Like those other breakaway states, Transnistria is home to many ethnic Russians and Russian troops. This outpost could help Putin open yet another front on Ukraine. But it could also become his staging ground for a pretext to attack all of Moldova, which - like Ukraine - would rather join the European Union.

All this week, things have been blowing up in Transnistria. On Monday, grenades struck; on Tuesday, radio masts exploded; and so forth. Moldova's government in Chisinau blames the Russian separatists who, in turn, claim the attacks came from Ukraine.

To long-time observers of Putin, the narrative sounds all too familiar. The Kremlin likes to stage "false-flag" incidents as pretexts to attack. As a next step, Putin could invent - as he did before invading Ukraine - tales of "genocide" against the ethnic Russians in Moldova.

Cutting off gas to the EU or attacking more countries would help Putin signal to his foreign enemies and domestic audience that he still has escalation dominance - that he's still in charge of events. But it won't remove his bigger problem, which is the fact that his troops increasingly appear bogged down.

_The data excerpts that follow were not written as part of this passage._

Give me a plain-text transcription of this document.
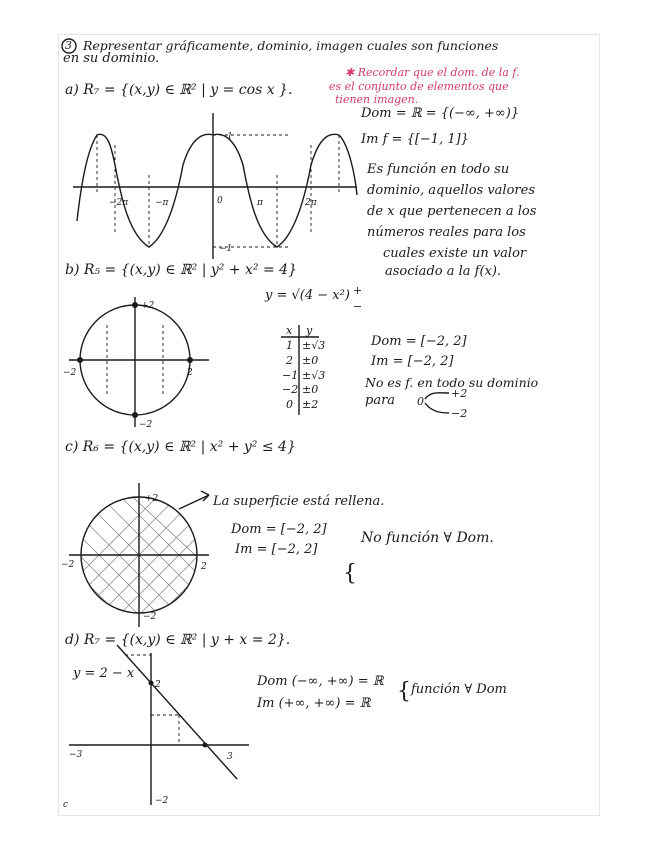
3 Representar gráficamente, dominio, imagen cuales son funciones
en su dominio.
a) R₇ = {(x,y) ∈ ℝ² | y = cos x }.
✱ Recordar que el dom. de la f.
es el conjunto de elementos que
tienen imagen.
Dom = ℝ = {(−∞, +∞)}
Im f = {[−1, 1]}
Es función en todo su
dominio, aquellos valores
de x que pertenecen a los
números reales para los
cuales existe un valor
asociado a la f(x).
−2π	−π	0	π	2π
1
−1
b) R₅ = {(x,y) ∈ ℝ² | y² + x² = 4}
y = √(4 − x²) +
−
x y
1 ±√3
2 ±0
−1 ±√3
−2 ±0
0 ±2
Dom = [−2, 2]
Im = [−2, 2]
No es f. en todo su dominio
para 0
+2
−2
+2
−2
−2	2
c) R₆ = {(x,y) ∈ ℝ² | x² + y² ≤ 4}
La superficie está rellena.
Dom = [−2, 2]
Im = [−2, 2]
{
No función ∀ Dom.
+2
−2
−2	2
d) R₇ = {(x,y) ∈ ℝ² | y + x = 2}.
y = 2 − x
Dom (−∞, +∞) = ℝ
Im (+∞, +∞) = ℝ { función ∀ Dom
2
−2
−3	3
c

One example is the Azovstal steel factory at Mariupol, which Ukrainian troops are defending heroically, even as the surrounding city is reduced to rubble. Putin has tried bombing them into oblivion and starving them out. But the Ukrainians are still there. What next?

This is where the horrifying escalation scenarios start. Putin could use chemical or even tactical (meaning low-yield) nuclear weapons, at Azovstal or elsewhere. That would end any particular battle on his terms. It would also signal that he's prepared to raise the stakes to the existential level - including nuclear war. "I believe a tactical nuclear strike is being considered in Moscow," says Oleksiy Arestovych, military adviser to Ukrainian President Volodymyr Zelensky.

Frightening as these scenarios are, each would also be a sign of Putin's growing desperation. Even - or especially - a limited nuclear strike would only redouble the resolve of Ukrainians and the West in resisting the kamikaze rat in the Kremlin.

Even if Putin nominally avoids defeat, whatever victory he'll try to sell the Russian people will be nothing of the sort. Therein lies the tragedy: He doesn't care how many human lives he takes with him into oblivion.

The Roman historian Tacitus springs to mind. He imagined a Caledonian warlord gazing at the rubble of Britain after the Roman invasion. "They plunder, they butcher, they ravish, and call it by the lying name of 'empire'," he said. "They make a desert and call it 'peace'." He could be a Ukrainian today, talking about the Russians.

Disclaimer: These are the personal opinions of the author.